In what should be another popular decision in Dunedin, the latter is planning a return to the Dunedin Railway Station, which has been a popular venue in the past.
The thinking behind the move is to use the emerging designers event to attract people to the city in the tourism off-season.
Having the runway show at the railway station in February should provide a warmer event, autumn temperatures having made the venue a little challenging at times in the past.
Surviving winter, particularly in Dunedin which lacks such attractions as skifields, is always an issue for the city's tourism and accommodation sector as arrivals slow to a crawl.
The problem of off-season tourism has been recognised nationally.
In 2015, Tourism New Zealand shifted the majority of its marketing effort into attracting visitors during the months of October, November, March and April.
The idea was to extend the traditional summer tourism period past the three months of that season.
In 2017, Dunedin City Council agency Enterprise Dunedin launched its own campaign with local tourism operators, Air New Zealand, and TripAdvisor to attract winter visitors.
The Where the Wild Things Are campaign promoted events such as the Wild Dunedin Festival, the Midwinter Carnival, the International Science Festival and Puaka Matariki, and the now cancelled Dunedin Cadbury Chocolate Carnival and Jaffa Race.
Its key aim was to promote Dunedin to the Australian and domestic visitor market as a destination during winter.
The iD decision will add a midwinter event with an international reach, that by its very nature attracts participants from around the world who travel to Dunedin to participate.
On top of that is the media contingent that travels here for the show, and domestic participants and audience members from around New Zealand.
The proposed return of the established designers show to the railway station in February 2021 is also a good move.
It followed stakeholder feedback to iD organisers that audiences, designers and sponsors loved the railway station as a venue.

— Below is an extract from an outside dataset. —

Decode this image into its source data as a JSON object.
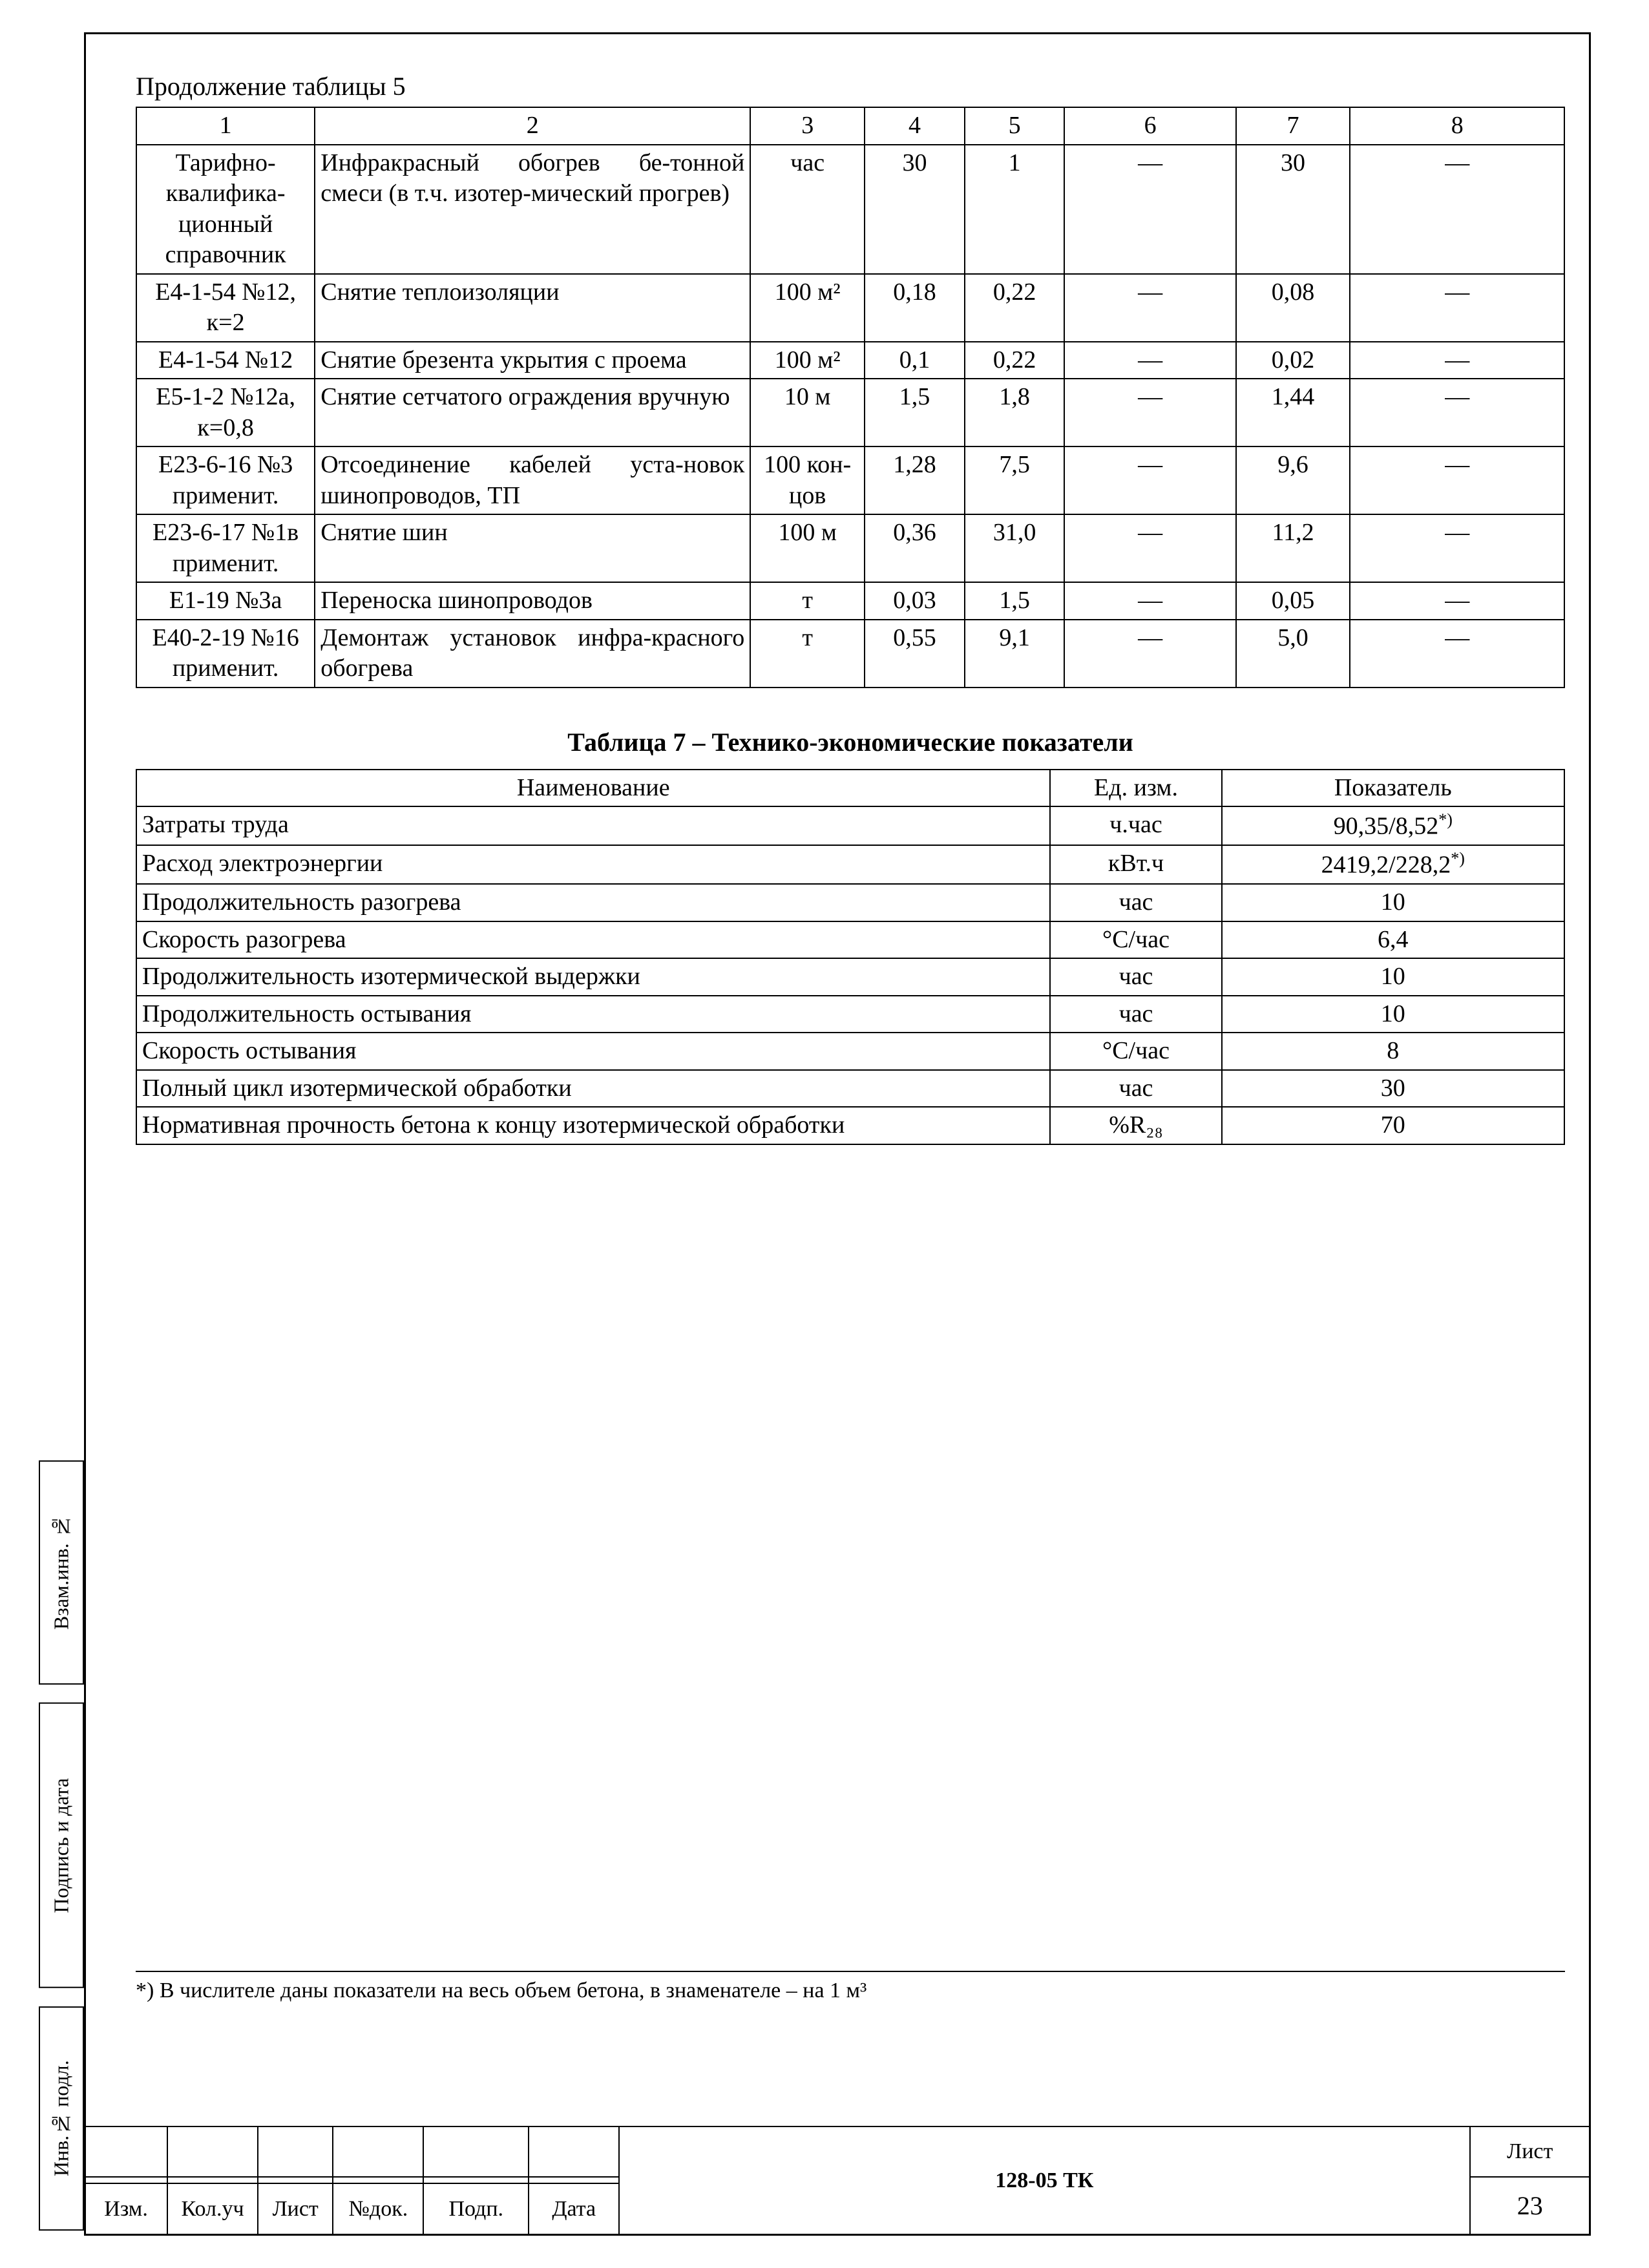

No member of the audience is more than a few metres from the runway at the railway station, something that could not be said of the merged show at the Regent Theatre this year, where for many, the fashions were further away.
The change will also help some who struggle to afford tickets to both events in the same week.
The iD shows are an essential part of helping make Dunedin New Zealand's coolest city, and with the changes that have been planned, that will only continue into the future.
And the news last week from iD Dunedin Fashion Week committee co-chairwoman Sally Peart that the organisation was in ``a really good space'' financially should only help.